Y. redet von Geopolitik, von Sichterheitsinteressen und aggressiver Osterweiterung. Ich werde ungehalten und sage, dass ich mit solchem Geschwätz nichts anfangen könne. Geopolitik sei doch nur ein pseudogelehrter Ausdruck für das Recht des Stärken. Als ob Imperien durch ihre bloße Existenz das Recht hätten, sich ihre Nachbarn zu unterwerfen, sie zu unterdrücken und auszubeuten. Als ob es solche Imperien überhaupt von Natur aus geben müsse. Und wessen Sicherheit sei denn je bedroht worden? Wie kommt man darauf, der NATO zu unterstellen, sie habe vor, Russland anzugreifen? War es nicht vielmehr immer wieder Russland, das seine Nachbarn angriff? Selbstverständlich wollten die jungen Demokratien des ehemaligen Ostblocks und der Sowjetunion unbedingt einem starken Verteidigungsbündnis angehören, sie hatten ja ihre historische Erfahrung, was es heißt, überfallen und unterdrückt zu werden. Immer war Russland (oder die Sowjetunion) der Aggressor, Polen hat es dreimal geteilt und weitere zweimal überfallen, Litauen, Lettland, Estland wurden ihrer nach Jahrhunderten der russischen Herrschaft endlich erlangten Unabhängigkeit zweimal beraubt und mussten 40 Jahre als Sowjetrepubliken dahinvegetieren. Dass die unabhängige Ukraine nicht schon 1991 NATO-Mitglied wurde, war ein schwerer Fehler und geschah schon aus falscher Rücksicht auf den bösartigen Nachbarn.
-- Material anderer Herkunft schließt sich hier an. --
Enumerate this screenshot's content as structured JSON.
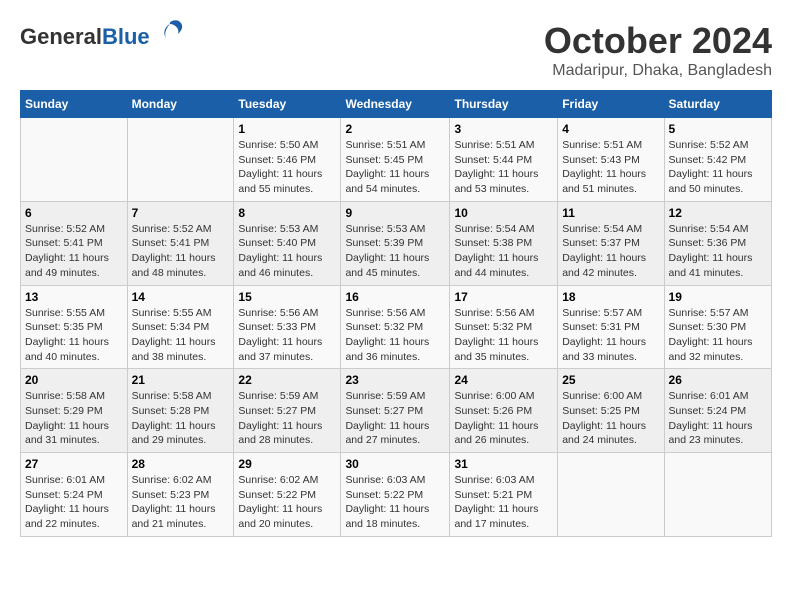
{
  "logo": {
    "general": "General",
    "blue": "Blue"
  },
  "title": "October 2024",
  "subtitle": "Madaripur, Dhaka, Bangladesh",
  "headers": [
    "Sunday",
    "Monday",
    "Tuesday",
    "Wednesday",
    "Thursday",
    "Friday",
    "Saturday"
  ],
  "weeks": [
    [
      {
        "day": "",
        "sunrise": "",
        "sunset": "",
        "daylight": ""
      },
      {
        "day": "",
        "sunrise": "",
        "sunset": "",
        "daylight": ""
      },
      {
        "day": "1",
        "sunrise": "Sunrise: 5:50 AM",
        "sunset": "Sunset: 5:46 PM",
        "daylight": "Daylight: 11 hours and 55 minutes."
      },
      {
        "day": "2",
        "sunrise": "Sunrise: 5:51 AM",
        "sunset": "Sunset: 5:45 PM",
        "daylight": "Daylight: 11 hours and 54 minutes."
      },
      {
        "day": "3",
        "sunrise": "Sunrise: 5:51 AM",
        "sunset": "Sunset: 5:44 PM",
        "daylight": "Daylight: 11 hours and 53 minutes."
      },
      {
        "day": "4",
        "sunrise": "Sunrise: 5:51 AM",
        "sunset": "Sunset: 5:43 PM",
        "daylight": "Daylight: 11 hours and 51 minutes."
      },
      {
        "day": "5",
        "sunrise": "Sunrise: 5:52 AM",
        "sunset": "Sunset: 5:42 PM",
        "daylight": "Daylight: 11 hours and 50 minutes."
      }
    ],
    [
      {
        "day": "6",
        "sunrise": "Sunrise: 5:52 AM",
        "sunset": "Sunset: 5:41 PM",
        "daylight": "Daylight: 11 hours and 49 minutes."
      },
      {
        "day": "7",
        "sunrise": "Sunrise: 5:52 AM",
        "sunset": "Sunset: 5:41 PM",
        "daylight": "Daylight: 11 hours and 48 minutes."
      },
      {
        "day": "8",
        "sunrise": "Sunrise: 5:53 AM",
        "sunset": "Sunset: 5:40 PM",
        "daylight": "Daylight: 11 hours and 46 minutes."
      },
      {
        "day": "9",
        "sunrise": "Sunrise: 5:53 AM",
        "sunset": "Sunset: 5:39 PM",
        "daylight": "Daylight: 11 hours and 45 minutes."
      },
      {
        "day": "10",
        "sunrise": "Sunrise: 5:54 AM",
        "sunset": "Sunset: 5:38 PM",
        "daylight": "Daylight: 11 hours and 44 minutes."
      },
      {
        "day": "11",
        "sunrise": "Sunrise: 5:54 AM",
        "sunset": "Sunset: 5:37 PM",
        "daylight": "Daylight: 11 hours and 42 minutes."
      },
      {
        "day": "12",
        "sunrise": "Sunrise: 5:54 AM",
        "sunset": "Sunset: 5:36 PM",
        "daylight": "Daylight: 11 hours and 41 minutes."
      }
    ],
    [
      {
        "day": "13",
        "sunrise": "Sunrise: 5:55 AM",
        "sunset": "Sunset: 5:35 PM",
        "daylight": "Daylight: 11 hours and 40 minutes."
      },
      {
        "day": "14",
        "sunrise": "Sunrise: 5:55 AM",
        "sunset": "Sunset: 5:34 PM",
        "daylight": "Daylight: 11 hours and 38 minutes."
      },
      {
        "day": "15",
        "sunrise": "Sunrise: 5:56 AM",
        "sunset": "Sunset: 5:33 PM",
        "daylight": "Daylight: 11 hours and 37 minutes."
      },
      {
        "day": "16",
        "sunrise": "Sunrise: 5:56 AM",
        "sunset": "Sunset: 5:32 PM",
        "daylight": "Daylight: 11 hours and 36 minutes."
      },
      {
        "day": "17",
        "sunrise": "Sunrise: 5:56 AM",
        "sunset": "Sunset: 5:32 PM",
        "daylight": "Daylight: 11 hours and 35 minutes."
      },
      {
        "day": "18",
        "sunrise": "Sunrise: 5:57 AM",
        "sunset": "Sunset: 5:31 PM",
        "daylight": "Daylight: 11 hours and 33 minutes."
      },
      {
        "day": "19",
        "sunrise": "Sunrise: 5:57 AM",
        "sunset": "Sunset: 5:30 PM",
        "daylight": "Daylight: 11 hours and 32 minutes."
      }
    ],
    [
      {
        "day": "20",
        "sunrise": "Sunrise: 5:58 AM",
        "sunset": "Sunset: 5:29 PM",
        "daylight": "Daylight: 11 hours and 31 minutes."
      },
      {
        "day": "21",
        "sunrise": "Sunrise: 5:58 AM",
        "sunset": "Sunset: 5:28 PM",
        "daylight": "Daylight: 11 hours and 29 minutes."
      },
      {
        "day": "22",
        "sunrise": "Sunrise: 5:59 AM",
        "sunset": "Sunset: 5:27 PM",
        "daylight": "Daylight: 11 hours and 28 minutes."
      },
      {
        "day": "23",
        "sunrise": "Sunrise: 5:59 AM",
        "sunset": "Sunset: 5:27 PM",
        "daylight": "Daylight: 11 hours and 27 minutes."
      },
      {
        "day": "24",
        "sunrise": "Sunrise: 6:00 AM",
        "sunset": "Sunset: 5:26 PM",
        "daylight": "Daylight: 11 hours and 26 minutes."
      },
      {
        "day": "25",
        "sunrise": "Sunrise: 6:00 AM",
        "sunset": "Sunset: 5:25 PM",
        "daylight": "Daylight: 11 hours and 24 minutes."
      },
      {
        "day": "26",
        "sunrise": "Sunrise: 6:01 AM",
        "sunset": "Sunset: 5:24 PM",
        "daylight": "Daylight: 11 hours and 23 minutes."
      }
    ],
    [
      {
        "day": "27",
        "sunrise": "Sunrise: 6:01 AM",
        "sunset": "Sunset: 5:24 PM",
        "daylight": "Daylight: 11 hours and 22 minutes."
      },
      {
        "day": "28",
        "sunrise": "Sunrise: 6:02 AM",
        "sunset": "Sunset: 5:23 PM",
        "daylight": "Daylight: 11 hours and 21 minutes."
      },
      {
        "day": "29",
        "sunrise": "Sunrise: 6:02 AM",
        "sunset": "Sunset: 5:22 PM",
        "daylight": "Daylight: 11 hours and 20 minutes."
      },
      {
        "day": "30",
        "sunrise": "Sunrise: 6:03 AM",
        "sunset": "Sunset: 5:22 PM",
        "daylight": "Daylight: 11 hours and 18 minutes."
      },
      {
        "day": "31",
        "sunrise": "Sunrise: 6:03 AM",
        "sunset": "Sunset: 5:21 PM",
        "daylight": "Daylight: 11 hours and 17 minutes."
      },
      {
        "day": "",
        "sunrise": "",
        "sunset": "",
        "daylight": ""
      },
      {
        "day": "",
        "sunrise": "",
        "sunset": "",
        "daylight": ""
      }
    ]
  ]
}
Z. sagt, der Krieg sei militärisch nicht zu gewinnen, es müsse zu einer diplomatischen Lösung kommen. Ich sage, ich wüsste nicht, worin eine solche bestehen solle, wenn nicht in einem Teilsieg Putins. Was gäbe es denn zu verhandeln? Soll man Putin sagen: Zieh deine Truppen zurück, und das macht er dann? Und verspricht, es nie wieder zu tun? Man müsse Putin zwingen, sagt Z. Womit denn? Putin agiert nicht rational und hält sich nicht an Vereinbarungen. Er versteht nur die Sprache der Gewalt. Ihm müssen Grenzen aufgezeigt werden: So nicht, du Verbrecher! Diplomatie sei gut und schön, sage ich, aber was es jetzt vor allem brauche, sei militärische Unterstützung der Ukraine, auch direkt, etwa durch eine Flugverbotszone, die von der NATO durchgesetzt würde, wohldosiert und riskant, aber notwendig, dazu strikte und umfassende ökonomische Sanktionen. Irgendwelche Zugeständnisse wie etwa „Neutralität“ und „Demilitarisierung“ der Ukraine, gar die Anerkennung der Annexion der Krim und der ostukrainischen Folterrepubliken, wären fatale Signale. Dann hätte Putin etwas erreicht mit seinen Kriegsverbrechen. Das kann doch vernünftigerweise niemand wollen. Das wäre eine Einladung an alle Diktatoren, es ähnlich zu machen. Ganz abgesehen davon, wie völlig widerwärtig es wäre, die Ukrainerinnen und Ukrainer im Stich zu lassen, ihren Wunsch, Teil des Westens zu sein zu ignorieren und sie einfach auf dem Altar einer ekelhaften „Geopolitik“ zu opfern. Die Ukraine hat dasselbe Recht, eine liberale Demokratie zu sein und über ihre Wirtschafts-, Außen- und Sicherheitspolitik eigenständig zu bestimmen wie irgendein westliches Land. Über die Köpfe der Ukrainerinnen und Ukrainer hinweg zu bestimmen: So, ihr gehört jetzt wieder zur russischen Einflusszone, wäre gigantisches Unrecht.